A retrospective cohort study was designed using MarketScan commercial and Medicare claims data. Adult pts newly diagnosed with PDR between 7/1/2008-6/30/2015 were included (verified by 18-month look-back period). Treatment included laser, intravitreal corticosteroids or anti-vascular endothelial growth factor, or surgery within 1 year of diagnosis. Pts with other retinal conditions or related treatments prior to diagnosis were excluded. Logistic regression was utilized to determine the impact of patient and health-system characteristics on likelihood of treatment during follow-up.
5,384 pts met the inclusion criteria. 54% were male and mean age was 57 years. Age was inversely related to treatment likelihood, with pts >75 years being less likely to receive treatment compared to those <50 years (OR=0.32; 95% CI=0.25-0.41). Pts enrolled in PPO plans were more likely to receive treatment than pts enrolled in HMOs (OR=1.34; 95% CI=1.13-1.60). Compared to pts residing in the Northeast, pts in the North Central (OR=1.25, 95% CI=1.04-1.51) and South (OR=1.34, 95% CI=1.13-1.58) were more likely to receive treatment. Baseline use of insulin was associated with lower likelihood of receiving treatment compared to monotherapy (OR=0.77;95% CI=0.62-0.96). Pts with renal failure (OR=0.67; 95% CI=0.56-0.80) and hypothyroidism (OR=0.68;95% CI=0.55-0.83) were less likely to be treated, while pts with congestive heart failure (OR=1.50; 95% CI=1.13-1.98), electrolyte disturbances (OR=1.36; 95% CI=1.12-1.66), hypertension (OR=1.19; 95% CI=1.05-1.34), and severe cardiovascular disease (OR=1.29; 95% CI=1.05-1.58) were more likely to be treated.

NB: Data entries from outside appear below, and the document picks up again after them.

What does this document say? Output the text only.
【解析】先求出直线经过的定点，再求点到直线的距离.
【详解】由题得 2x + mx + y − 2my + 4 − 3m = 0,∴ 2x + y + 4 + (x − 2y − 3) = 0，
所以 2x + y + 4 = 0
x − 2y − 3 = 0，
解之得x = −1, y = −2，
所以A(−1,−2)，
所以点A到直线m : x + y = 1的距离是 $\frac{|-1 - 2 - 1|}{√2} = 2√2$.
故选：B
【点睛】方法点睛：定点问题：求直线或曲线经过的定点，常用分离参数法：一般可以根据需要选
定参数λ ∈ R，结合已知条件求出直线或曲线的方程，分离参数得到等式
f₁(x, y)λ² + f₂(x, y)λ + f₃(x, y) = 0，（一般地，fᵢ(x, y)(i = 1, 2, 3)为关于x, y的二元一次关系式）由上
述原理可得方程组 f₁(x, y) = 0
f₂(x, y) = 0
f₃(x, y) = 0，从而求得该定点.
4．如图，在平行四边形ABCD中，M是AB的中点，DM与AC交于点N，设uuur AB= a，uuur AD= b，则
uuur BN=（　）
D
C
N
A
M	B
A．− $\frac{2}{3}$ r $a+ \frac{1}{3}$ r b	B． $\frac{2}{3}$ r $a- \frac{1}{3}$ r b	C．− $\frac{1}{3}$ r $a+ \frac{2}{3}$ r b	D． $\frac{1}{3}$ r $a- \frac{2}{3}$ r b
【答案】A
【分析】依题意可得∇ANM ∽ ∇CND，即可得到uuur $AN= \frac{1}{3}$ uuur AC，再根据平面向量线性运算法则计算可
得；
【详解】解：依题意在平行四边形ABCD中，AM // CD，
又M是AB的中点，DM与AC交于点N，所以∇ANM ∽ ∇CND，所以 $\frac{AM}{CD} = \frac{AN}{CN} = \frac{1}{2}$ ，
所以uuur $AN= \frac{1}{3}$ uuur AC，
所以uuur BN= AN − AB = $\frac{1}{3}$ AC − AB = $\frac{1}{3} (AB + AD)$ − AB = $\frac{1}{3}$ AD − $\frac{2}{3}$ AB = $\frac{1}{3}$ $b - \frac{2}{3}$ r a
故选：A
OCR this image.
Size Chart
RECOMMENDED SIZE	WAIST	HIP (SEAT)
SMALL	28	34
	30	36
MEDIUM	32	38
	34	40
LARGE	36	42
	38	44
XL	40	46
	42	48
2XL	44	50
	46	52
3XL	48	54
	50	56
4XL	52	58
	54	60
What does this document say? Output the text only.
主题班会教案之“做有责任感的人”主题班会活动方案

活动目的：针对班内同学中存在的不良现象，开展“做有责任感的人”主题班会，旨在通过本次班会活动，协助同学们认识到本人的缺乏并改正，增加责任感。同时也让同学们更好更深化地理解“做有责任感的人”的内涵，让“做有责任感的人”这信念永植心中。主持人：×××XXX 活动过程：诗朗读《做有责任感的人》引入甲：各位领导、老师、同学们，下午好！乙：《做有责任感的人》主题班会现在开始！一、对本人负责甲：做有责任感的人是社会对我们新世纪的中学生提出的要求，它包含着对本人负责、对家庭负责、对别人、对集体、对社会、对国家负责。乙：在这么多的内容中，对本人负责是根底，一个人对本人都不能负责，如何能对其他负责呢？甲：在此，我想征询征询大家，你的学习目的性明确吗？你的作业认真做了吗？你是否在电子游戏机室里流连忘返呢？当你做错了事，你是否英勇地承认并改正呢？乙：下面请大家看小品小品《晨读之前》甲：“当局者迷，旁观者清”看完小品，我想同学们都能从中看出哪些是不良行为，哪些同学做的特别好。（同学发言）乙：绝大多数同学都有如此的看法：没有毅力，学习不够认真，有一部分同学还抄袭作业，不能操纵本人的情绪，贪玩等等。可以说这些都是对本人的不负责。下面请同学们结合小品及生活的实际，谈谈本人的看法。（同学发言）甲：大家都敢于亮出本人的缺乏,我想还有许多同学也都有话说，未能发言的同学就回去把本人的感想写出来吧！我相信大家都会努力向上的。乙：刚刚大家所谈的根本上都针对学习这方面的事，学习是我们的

The causes of undertreatment in pts with PDR are multifactorial, but older patients, those with debilitating comorbidities such as renal failure, and those in HMO plans represented the populations at highest risk of undertreatment in our analysis. This population should be closely followed and targeted for treatment in order to reduce risk of sight loss.
This abstract was presented at the 2019 ARVO Annual Meeting, held in Vancouver, Canada, April 28 - May 2, 2019.